Dr Jones provides a detailed assessment of patients with parathyroid issues and parathyroid adenomas. The adenoma produces high parathyroid hormone levels resulting in high calcium levels in the blood.

Dr Jones works very closely with experienced parathyroid radiologists who will review existing scans and perform further scans as required, to help locate the parathyroid adenoma. Dr Jones also works closely with hand-picked endocrinologists (hormone specialists) who often help with the hormone workup of parathyroid patients.

All patient concerns are considered and addressed during treatment. Dr Jones remains in close communication with the patient’s GP and the endocrinologist. She sends the GP a detailed management plan, that includes a patient copy. Dr Jones regularly attends Australian and international parathyroid meetings to remain up to date with the latest advances in parathyroid surgery.

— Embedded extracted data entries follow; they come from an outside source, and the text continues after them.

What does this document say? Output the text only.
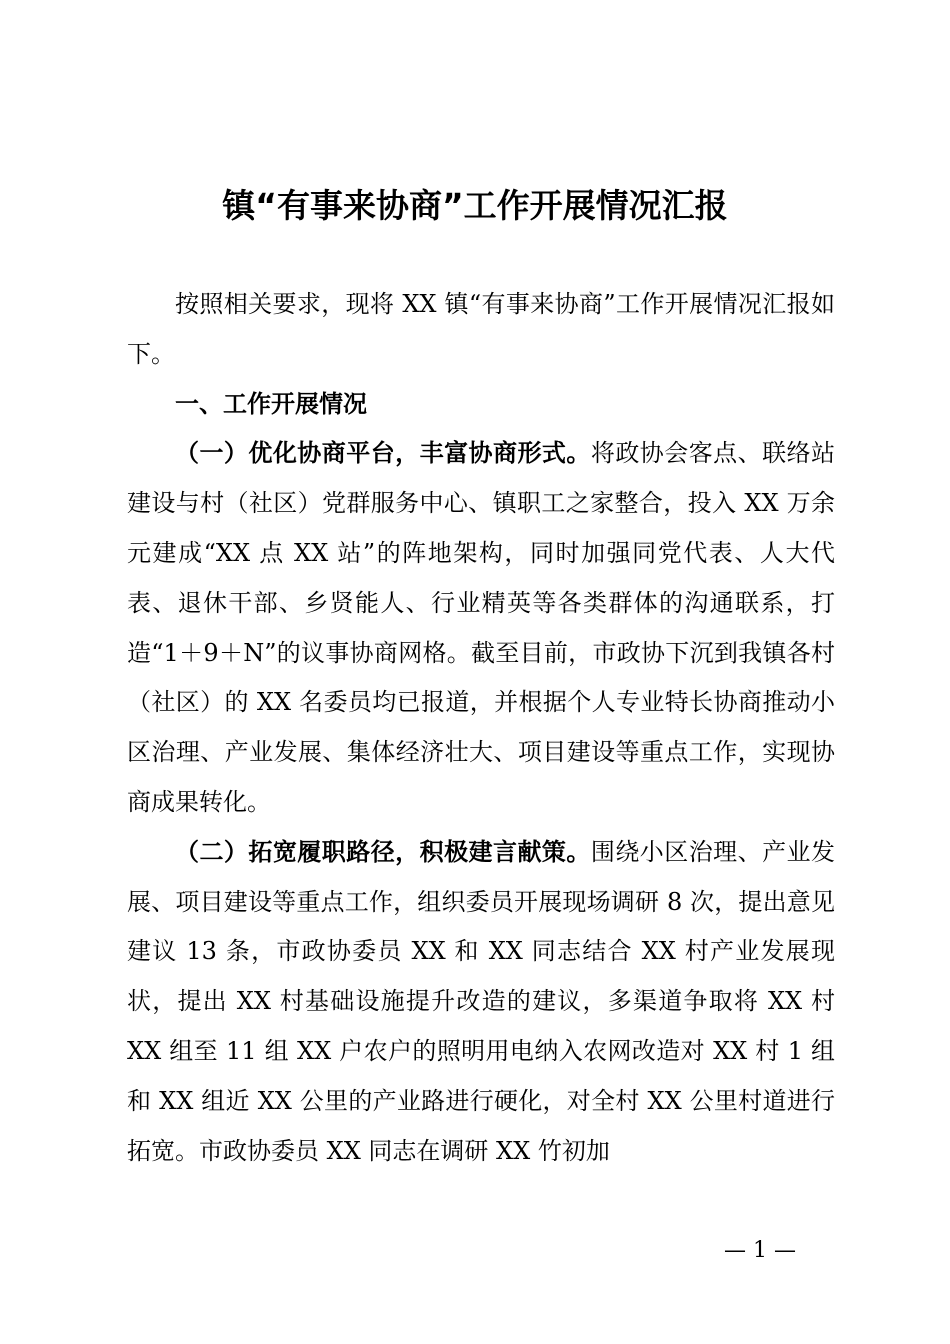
镇“有事来协商”工作开展情况汇报

按照相关要求，现将 XX 镇“有事来协商”工作开展情况汇报如下。

一、工作开展情况

（一）优化协商平台，丰富协商形式。将政协会客点、联络站建设与村（社区）党群服务中心、镇职工之家整合，投入 XX 万余元建成“XX 点 XX 站”的阵地架构，同时加强同党代表、人大代表、退休干部、乡贤能人、行业精英等各类群体的沟通联系，打造“1＋9＋N”的议事协商网格。截至目前，市政协下沉到我镇各村（社区）的 XX 名委员均已报道，并根据个人专业特长协商推动小区治理、产业发展、集体经济壮大、项目建设等重点工作，实现协商成果转化。

（二）拓宽履职路径，积极建言献策。围绕小区治理、产业发展、项目建设等重点工作，组织委员开展现场调研 8 次，提出意见建议 13 条，市政协委员 XX 和 XX 同志结合 XX 村产业发展现状，提出 XX 村基础设施提升改造的建议，多渠道争取将 XX 村 XX 组至 11 组 XX 户农户的照明用电纳入农网改造对 XX 村 1 组和 XX 组近 XX 公里的产业路进行硬化，对全村 XX 公里村道进行拓宽。市政协委员 XX 同志在调研 XX 竹初加

— 1 —
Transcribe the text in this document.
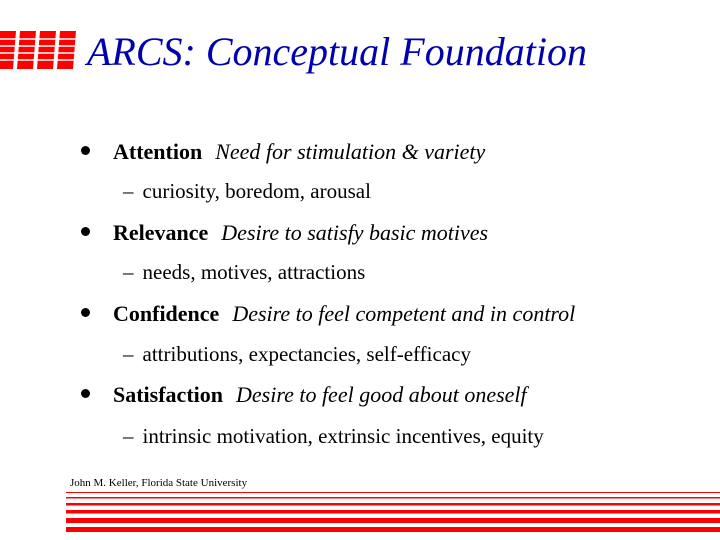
ARCS: Conceptual Foundation
Attention Need for stimulation & variety
– curiosity, boredom, arousal
Relevance Desire to satisfy basic motives
– needs, motives, attractions
Confidence Desire to feel competent and in control
– attributions, expectancies, self-efficacy
Satisfaction Desire to feel good about oneself
– intrinsic motivation, extrinsic incentives, equity
John M. Keller, Florida State University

The majority of parathyroid operations are to remove a benign (non-cancerous) parathyroid adenoma. This adenoma is an overgrowth of one of the four, small pea-sized, parathyroid glands, in the lower part of the front of the neck. The glands are usually stuck to the sides of the thyroid gland. (There are right and left sided superior and inferior parathyroid glands). High blood calcium levels can produce subtle changes in mental function, kidney stones, bone pain with osteoporosis, stomach pains due to an inflamed pancreas, constipation and aching heals and muscles.

Dr Jones operates at St John of God Hospital in Subiaco with experienced anaesthetic and nursing staff. In theatre state of the art equipment is used including the intraoperative nerve monitor (IONM). This nerve monitor helps to locate and preserve the function of the recurrent laryngeal nerve RLN (voice box nerve), that runs very close to the side of the thyroid gland and the trachea (windpipe). Dr Jones performs parathyroid operations with excellent cosmetic results.

When the parathyroid adenoma is removed the tissue is sent straight away to the pathology laboratory and a frozen section performed. This confirms the parathyroid tumour has been removed during the operation. Post op regular calcium and parathyroid blood tests are performed. Calcium and vitamin D tablets may be required for a time.


Occasionally the parathyroid adenoma is very large with unusual features and causes very high calcium and parathyroid hormone levels in the blood. This causes a lot of severe symptoms. Such complex parathyroid adenomas will be discussed at the Sir Charles Gairdner Hospital (SCGH) Endocrine Pathology Multidisciplinary Team Meeting (MDM). Young patients less than 40 years with parathyroid adenomas of any size, will also be discussed at this MDM. During the MDM, parathyroid scans and pathology are reviewed by a team of medical specialists including other parathyroid surgeons, endocrinologists, nuclear medicine physicians, pathologist and parathyroid radiologists. Relevant cases will be referred to the state Genetics Service of Western Australia (HSWA) at King Edward Memorial Hospital in Subiaco. Complex treatment plans are created.